Lin Feiran gizlice Gu Kaifeng’a baktı.

Lise ikide olan bir öğrencinin, Gu Kaifeng’ın, 184 cm uzunluğunda olmak için ne yiyerek büyüdüğünü merak etti. Yine de, alışılmış, uzun boylu, bambu direğine benzer bir fiziğin aksine, Gu Kaifeng’ın vücudu, yeterli miktarda kasla orantılıydı. Hoş bir şekilde yakışıklı yüzü ve okul üniformasını giyerken son derece göz kamaştırıcı görünen fiziği nedeniyle, okulun en çekici çocuğu olarak biliniyordu.

17 yaşında hâlâ daha fazla büyüyebilirsin. Bazı insanlar daha erken büyürken bazıları geç çiçek açar. 20 yaşına kadar bekle ve kimin daha uzun olduğunu görelim! 175 cm Lin Feiran, dalgın bir şekilde önündeki piyano notasını çalmaya başladığında öfkeyle düşündü.

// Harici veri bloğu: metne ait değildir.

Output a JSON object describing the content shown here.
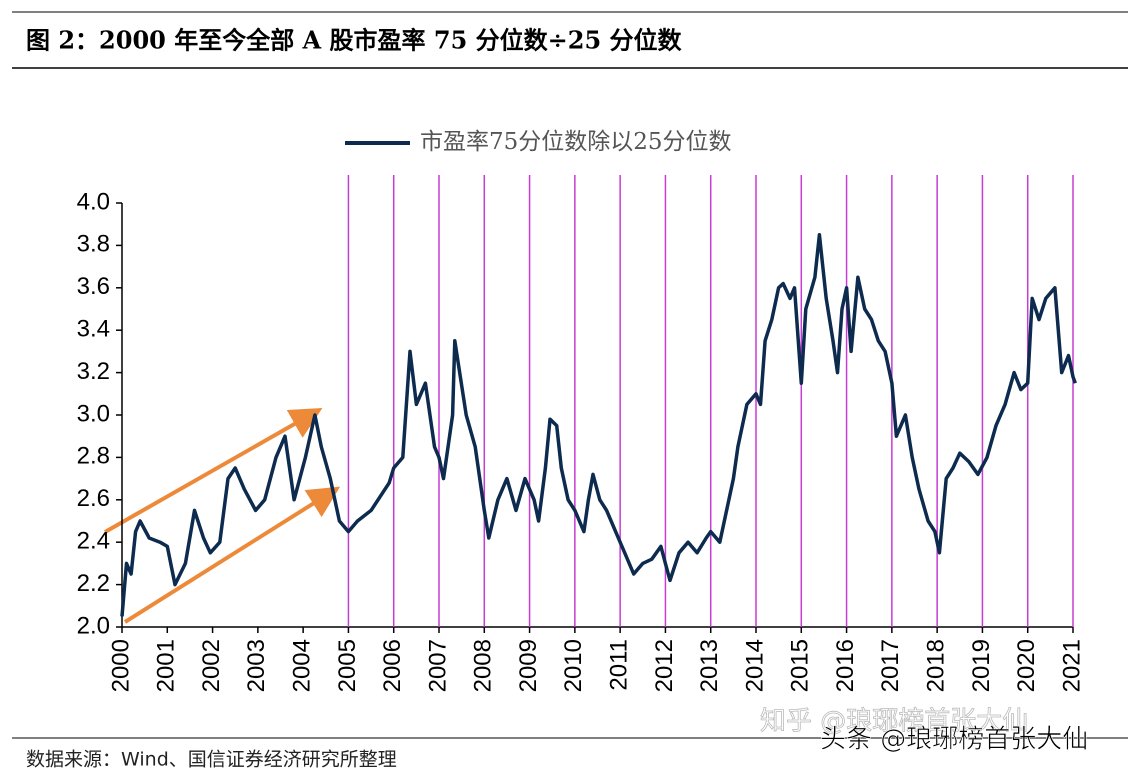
{
  "chart_data": {
    "type": "line",
    "title": "图 2：2000 年至今全部 A 股市盈率 75 分位数÷25 分位数",
    "source": "数据来源：Wind、国信证券经济研究所整理",
    "watermarks": [
      "知乎 @琅琊榜首张大仙",
      "头条 @琅琊榜首张大仙"
    ],
    "x": [
      2000.0,
      2000.1,
      2000.2,
      2000.3,
      2000.4,
      2000.6,
      2000.84,
      2001.0,
      2001.17,
      2001.4,
      2001.6,
      2001.8,
      2001.95,
      2002.16,
      2002.34,
      2002.5,
      2002.7,
      2002.95,
      2003.15,
      2003.4,
      2003.6,
      2003.8,
      2004.05,
      2004.26,
      2004.4,
      2004.6,
      2004.8,
      2005.0,
      2005.2,
      2005.5,
      2005.9,
      2006.0,
      2006.2,
      2006.36,
      2006.5,
      2006.7,
      2006.9,
      2007.0,
      2007.1,
      2007.3,
      2007.35,
      2007.6,
      2007.8,
      2008.0,
      2008.1,
      2008.3,
      2008.5,
      2008.7,
      2008.9,
      2009.1,
      2009.2,
      2009.35,
      2009.45,
      2009.6,
      2009.7,
      2009.85,
      2010.0,
      2010.2,
      2010.3,
      2010.4,
      2010.55,
      2010.7,
      2010.9,
      2011.1,
      2011.3,
      2011.5,
      2011.7,
      2011.9,
      2012.0,
      2012.1,
      2012.3,
      2012.5,
      2012.7,
      2012.9,
      2013.0,
      2013.2,
      2013.35,
      2013.5,
      2013.6,
      2013.8,
      2014.0,
      2014.1,
      2014.2,
      2014.35,
      2014.5,
      2014.6,
      2014.75,
      2014.85,
      2015.0,
      2015.1,
      2015.3,
      2015.4,
      2015.55,
      2015.7,
      2015.8,
      2015.9,
      2016.0,
      2016.1,
      2016.25,
      2016.4,
      2016.55,
      2016.7,
      2016.85,
      2017.0,
      2017.1,
      2017.3,
      2017.45,
      2017.6,
      2017.8,
      2017.95,
      2018.05,
      2018.2,
      2018.35,
      2018.5,
      2018.7,
      2018.9,
      2019.1,
      2019.3,
      2019.5,
      2019.7,
      2019.85,
      2020.0,
      2020.1,
      2020.25,
      2020.4,
      2020.6,
      2020.75,
      2020.9,
      2021.0,
      2021.05
    ],
    "series": [
      {
        "name": "市盈率75分位数除以25分位数",
        "color": "#0d2a4f",
        "values": [
          2.05,
          2.3,
          2.25,
          2.45,
          2.5,
          2.42,
          2.4,
          2.38,
          2.2,
          2.3,
          2.55,
          2.42,
          2.35,
          2.4,
          2.7,
          2.75,
          2.65,
          2.55,
          2.6,
          2.8,
          2.9,
          2.6,
          2.8,
          3.0,
          2.85,
          2.7,
          2.5,
          2.45,
          2.5,
          2.55,
          2.68,
          2.75,
          2.8,
          3.3,
          3.05,
          3.15,
          2.85,
          2.8,
          2.7,
          3.0,
          3.35,
          3.0,
          2.85,
          2.55,
          2.42,
          2.6,
          2.7,
          2.55,
          2.7,
          2.6,
          2.5,
          2.75,
          2.98,
          2.95,
          2.75,
          2.6,
          2.55,
          2.45,
          2.6,
          2.72,
          2.6,
          2.55,
          2.45,
          2.35,
          2.25,
          2.3,
          2.32,
          2.38,
          2.3,
          2.22,
          2.35,
          2.4,
          2.35,
          2.42,
          2.45,
          2.4,
          2.55,
          2.7,
          2.85,
          3.05,
          3.1,
          3.05,
          3.35,
          3.45,
          3.6,
          3.62,
          3.55,
          3.6,
          3.15,
          3.5,
          3.65,
          3.85,
          3.55,
          3.35,
          3.2,
          3.5,
          3.6,
          3.3,
          3.65,
          3.5,
          3.45,
          3.35,
          3.3,
          3.15,
          2.9,
          3.0,
          2.8,
          2.65,
          2.5,
          2.45,
          2.35,
          2.7,
          2.75,
          2.82,
          2.78,
          2.72,
          2.8,
          2.95,
          3.05,
          3.2,
          3.12,
          3.15,
          3.55,
          3.45,
          3.55,
          3.6,
          3.2,
          3.28,
          3.18,
          3.15
        ]
      }
    ],
    "xlim": [
      2000,
      2021
    ],
    "xticks": [
      2000,
      2001,
      2002,
      2003,
      2004,
      2005,
      2006,
      2007,
      2008,
      2009,
      2010,
      2011,
      2012,
      2013,
      2014,
      2015,
      2016,
      2017,
      2018,
      2019,
      2020,
      2021
    ],
    "ylim": [
      2.0,
      4.0
    ],
    "yticks": [
      {
        "value": 2.0,
        "label": "2.0"
      },
      2.2,
      2.4,
      2.6,
      2.8,
      {
        "value": 3.0,
        "label": "3.0"
      },
      3.2,
      3.4,
      3.6,
      3.8,
      {
        "value": 4.0,
        "label": "4.0"
      }
    ],
    "vlines": [
      2005,
      2006,
      2007,
      2008,
      2009,
      2010,
      2011,
      2012,
      2013,
      2014,
      2015,
      2016,
      2017,
      2018,
      2019,
      2020,
      2021
    ],
    "vline_color": "#c83cd6"
  }
}
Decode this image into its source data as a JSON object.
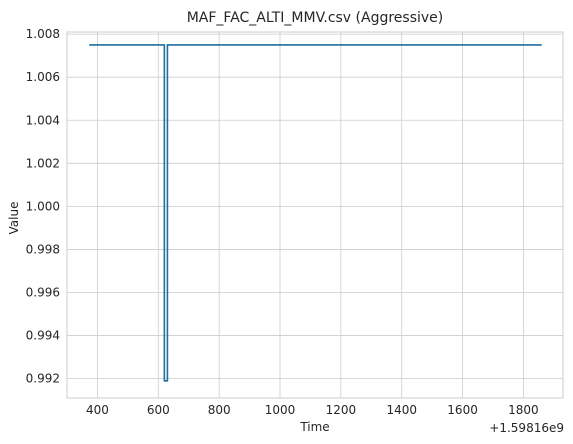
{
  "chart_data": {
    "type": "line",
    "title": "MAF_FAC_ALTI_MMV.csv (Aggressive)",
    "xlabel": "Time",
    "ylabel": "Value",
    "x_offset_label": "+1.59816e9",
    "xlim": [
      300,
      1930
    ],
    "ylim": [
      0.9911,
      1.0081
    ],
    "xticks": [
      400,
      600,
      800,
      1000,
      1200,
      1400,
      1600,
      1800
    ],
    "yticks": [
      0.992,
      0.994,
      0.996,
      0.998,
      1.0,
      1.002,
      1.004,
      1.006,
      1.008
    ],
    "ytick_labels": [
      "0.992",
      "0.994",
      "0.996",
      "0.998",
      "1.000",
      "1.002",
      "1.004",
      "1.006",
      "1.008"
    ],
    "grid": true,
    "series": [
      {
        "color": "#1f6e9c",
        "x": [
          373,
          620,
          620,
          630,
          630,
          1860
        ],
        "y": [
          1.0075,
          1.0075,
          0.9919,
          0.9919,
          1.0075,
          1.0075
        ]
      }
    ]
  }
}
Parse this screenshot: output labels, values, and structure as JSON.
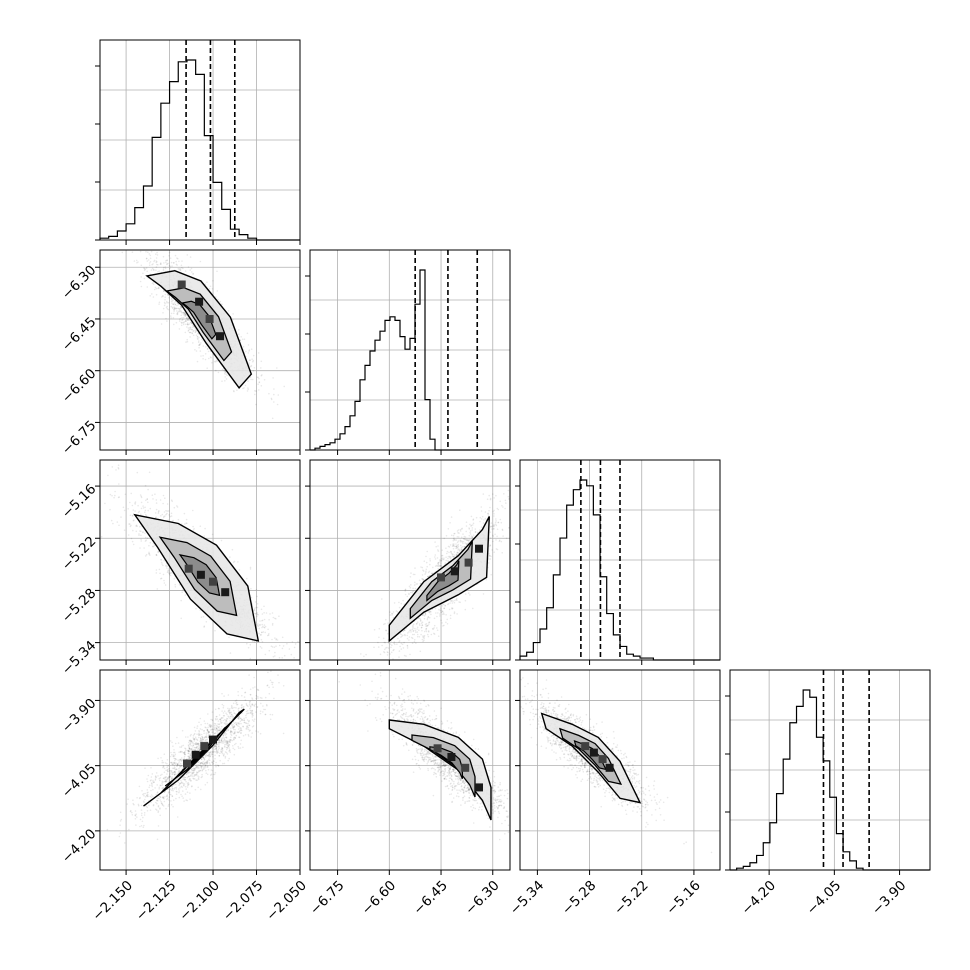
{
  "chart_data": {
    "type": "scatter",
    "title": "",
    "parameters": [
      {
        "index": 0,
        "range": [
          -2.165,
          -2.05
        ],
        "ticks": [
          "−2.150",
          "−2.125",
          "−2.100",
          "−2.075",
          "−2.050"
        ],
        "tick_values": [
          -2.15,
          -2.125,
          -2.1,
          -2.075,
          -2.05
        ],
        "quantiles": [
          -2.1155,
          -2.1015,
          -2.0875
        ]
      },
      {
        "index": 1,
        "range": [
          -6.83,
          -6.25
        ],
        "ticks": [
          "−6.75",
          "−6.60",
          "−6.45",
          "−6.30"
        ],
        "tick_values": [
          -6.75,
          -6.6,
          -6.45,
          -6.3
        ],
        "quantiles": [
          -6.525,
          -6.43,
          -6.345
        ]
      },
      {
        "index": 2,
        "range": [
          -5.36,
          -5.13
        ],
        "ticks": [
          "−5.34",
          "−5.28",
          "−5.22",
          "−5.16"
        ],
        "tick_values": [
          -5.34,
          -5.28,
          -5.22,
          -5.16
        ],
        "quantiles": [
          -5.29,
          -5.2675,
          -5.245
        ]
      },
      {
        "index": 3,
        "range": [
          -4.29,
          -3.83
        ],
        "ticks": [
          "−4.20",
          "−4.05",
          "−3.90"
        ],
        "tick_values": [
          -4.2,
          -4.05,
          -3.9
        ],
        "quantiles": [
          -4.075,
          -4.03,
          -3.97
        ]
      }
    ],
    "histograms": [
      {
        "param": 0,
        "bin_start": -2.165,
        "bin_width": 0.005,
        "counts": [
          0.01,
          0.02,
          0.05,
          0.09,
          0.18,
          0.3,
          0.57,
          0.76,
          0.88,
          0.99,
          1.0,
          0.92,
          0.58,
          0.32,
          0.17,
          0.06,
          0.03,
          0.01,
          0.0,
          0.0,
          0.0,
          0.0,
          0.0
        ]
      },
      {
        "param": 1,
        "bin_start": -6.83,
        "bin_width": 0.0145,
        "counts": [
          0.0,
          0.01,
          0.02,
          0.03,
          0.04,
          0.06,
          0.09,
          0.13,
          0.19,
          0.27,
          0.39,
          0.47,
          0.55,
          0.61,
          0.66,
          0.72,
          0.74,
          0.72,
          0.63,
          0.56,
          0.62,
          0.81,
          1.0,
          0.28,
          0.06,
          0.0,
          0.0,
          0.0,
          0.0,
          0.0,
          0.0,
          0.0,
          0.0,
          0.0,
          0.0,
          0.0,
          0.0,
          0.0,
          0.0,
          0.0
        ]
      },
      {
        "param": 2,
        "bin_start": -5.36,
        "bin_width": 0.00767,
        "counts": [
          0.02,
          0.04,
          0.09,
          0.16,
          0.27,
          0.44,
          0.63,
          0.8,
          0.88,
          0.93,
          0.9,
          0.75,
          0.43,
          0.24,
          0.13,
          0.07,
          0.03,
          0.02,
          0.01,
          0.01,
          0.0,
          0.0,
          0.0,
          0.0,
          0.0,
          0.0,
          0.0,
          0.0,
          0.0,
          0.0
        ]
      },
      {
        "param": 3,
        "bin_start": -4.29,
        "bin_width": 0.0153,
        "counts": [
          0.0,
          0.01,
          0.02,
          0.04,
          0.08,
          0.15,
          0.26,
          0.42,
          0.61,
          0.81,
          0.9,
          0.99,
          0.95,
          0.73,
          0.6,
          0.4,
          0.2,
          0.1,
          0.05,
          0.01,
          0.0,
          0.0,
          0.0,
          0.0,
          0.0,
          0.0,
          0.0,
          0.0,
          0.0,
          0.0
        ]
      }
    ],
    "pairs": [
      {
        "x": 0,
        "y": 1,
        "center": [
          -2.1,
          -6.47
        ],
        "contour": [
          [
            -2.138,
            -6.325
          ],
          [
            -2.122,
            -6.31
          ],
          [
            -2.107,
            -6.34
          ],
          [
            -2.09,
            -6.445
          ],
          [
            -2.078,
            -6.61
          ],
          [
            -2.085,
            -6.65
          ],
          [
            -2.104,
            -6.52
          ],
          [
            -2.118,
            -6.41
          ],
          [
            -2.13,
            -6.355
          ]
        ],
        "dense": [
          [
            -2.118,
            -6.35
          ],
          [
            -2.108,
            -6.4
          ],
          [
            -2.102,
            -6.45
          ],
          [
            -2.096,
            -6.5
          ]
        ]
      },
      {
        "x": 0,
        "y": 2,
        "center": [
          -2.103,
          -5.27
        ],
        "contour": [
          [
            -2.145,
            -5.193
          ],
          [
            -2.12,
            -5.203
          ],
          [
            -2.098,
            -5.228
          ],
          [
            -2.08,
            -5.275
          ],
          [
            -2.074,
            -5.338
          ],
          [
            -2.092,
            -5.33
          ],
          [
            -2.113,
            -5.29
          ],
          [
            -2.132,
            -5.23
          ]
        ],
        "dense": [
          [
            -2.114,
            -5.255
          ],
          [
            -2.107,
            -5.262
          ],
          [
            -2.1,
            -5.27
          ],
          [
            -2.093,
            -5.282
          ]
        ]
      },
      {
        "x": 1,
        "y": 2,
        "center": [
          -6.43,
          -5.27
        ],
        "contour": [
          [
            -6.6,
            -5.32
          ],
          [
            -6.5,
            -5.27
          ],
          [
            -6.4,
            -5.24
          ],
          [
            -6.33,
            -5.21
          ],
          [
            -6.31,
            -5.195
          ],
          [
            -6.318,
            -5.265
          ],
          [
            -6.4,
            -5.285
          ],
          [
            -6.5,
            -5.305
          ],
          [
            -6.6,
            -5.338
          ]
        ],
        "dense": [
          [
            -6.45,
            -5.265
          ],
          [
            -6.41,
            -5.258
          ],
          [
            -6.37,
            -5.248
          ],
          [
            -6.34,
            -5.232
          ]
        ]
      },
      {
        "x": 0,
        "y": 3,
        "center": [
          -2.108,
          -4.02
        ],
        "contour": [
          [
            -2.14,
            -4.143
          ],
          [
            -2.12,
            -4.083
          ],
          [
            -2.1,
            -4.003
          ],
          [
            -2.085,
            -3.928
          ],
          [
            -2.082,
            -3.92
          ],
          [
            -2.09,
            -3.952
          ],
          [
            -2.11,
            -4.03
          ],
          [
            -2.13,
            -4.113
          ]
        ],
        "dense": [
          [
            -2.115,
            -4.045
          ],
          [
            -2.11,
            -4.025
          ],
          [
            -2.105,
            -4.005
          ],
          [
            -2.1,
            -3.99
          ]
        ]
      },
      {
        "x": 1,
        "y": 3,
        "center": [
          -6.41,
          -4.02
        ],
        "contour": [
          [
            -6.6,
            -3.945
          ],
          [
            -6.5,
            -3.955
          ],
          [
            -6.4,
            -3.985
          ],
          [
            -6.33,
            -4.035
          ],
          [
            -6.305,
            -4.1
          ],
          [
            -6.305,
            -4.175
          ],
          [
            -6.33,
            -4.13
          ],
          [
            -6.4,
            -4.06
          ],
          [
            -6.5,
            -4.005
          ],
          [
            -6.6,
            -3.965
          ]
        ],
        "dense": [
          [
            -6.46,
            -4.01
          ],
          [
            -6.42,
            -4.03
          ],
          [
            -6.38,
            -4.055
          ],
          [
            -6.34,
            -4.1
          ]
        ]
      },
      {
        "x": 2,
        "y": 3,
        "center": [
          -5.27,
          -4.03
        ],
        "contour": [
          [
            -5.335,
            -3.93
          ],
          [
            -5.3,
            -3.955
          ],
          [
            -5.27,
            -3.985
          ],
          [
            -5.245,
            -4.04
          ],
          [
            -5.222,
            -4.135
          ],
          [
            -5.245,
            -4.125
          ],
          [
            -5.27,
            -4.065
          ],
          [
            -5.3,
            -4.005
          ],
          [
            -5.33,
            -3.965
          ]
        ],
        "dense": [
          [
            -5.285,
            -4.005
          ],
          [
            -5.275,
            -4.02
          ],
          [
            -5.265,
            -4.035
          ],
          [
            -5.257,
            -4.055
          ]
        ]
      }
    ],
    "grid": true
  }
}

Lin Feiran yatılı okula bir ay önce ikinci yıl başlarken transfer olmuştu. Bu, babasının şirketin Avrupa’daki şubesinde çalışmaya gönderilmesi ve Lin Feiran’i ilgilenecek kimsesi olmadan bırakması yüzünden olmuştu. Annesi eski evinde kalmak istemişti. O şehirdeki öğretmenleri ve eğitim kalitesi, Lin Feiran’in şu anki okuluyla karşılaştırılamazdı. Sonuç olarak, Baba Lin, çocukluğundan beri şımartılmış genç usta Lin Feiran’i yatılı okula göndermeye karar vererek ayağını yere koydu.

Başlangıçta, Lin Feiran okul değişikliğini ciddiye almadı. Hatta yatılı okula gitmenin yeni deneyim olacağını bile düşünmüştü. Ailesinden ayrı, tek başına yaşamanın cennette olmak gibi hissettireceğini hayal ediyordu. Ancak çabucak yanıldığını fark etti.

Çünkü oda arkadaşı Gu Kaifeng idi.

Gu Kaifeng – genel olarak oldukça iyi olan adam – yakışıklı bir yüze sahipti ve spor yapmakta iyiydi, çokça yetenekliydi ve zengin bir aileye sahipti. Eğer yabancılara karşı kişiliği soğuk olmasaydı, onun harika olduğunu söyleyebilirdin.

İşlerin Lin Feiran için kötüleşmeye başladığı zaman 4x400mlik bayrak yarışına katıldığı zamandı. Dikkatsizce koşarken düşmüştü. Hızlıca kalkıp acısına katlanarak elinden gelen en iyi şekilde koşsa bile başkaları tarafından geçilmişti. Ancak çubuğu Gu Kaifeng’a verdiğinde beklenmedik bir şekilde tek nefeste üç kişiyi yakalamıştı.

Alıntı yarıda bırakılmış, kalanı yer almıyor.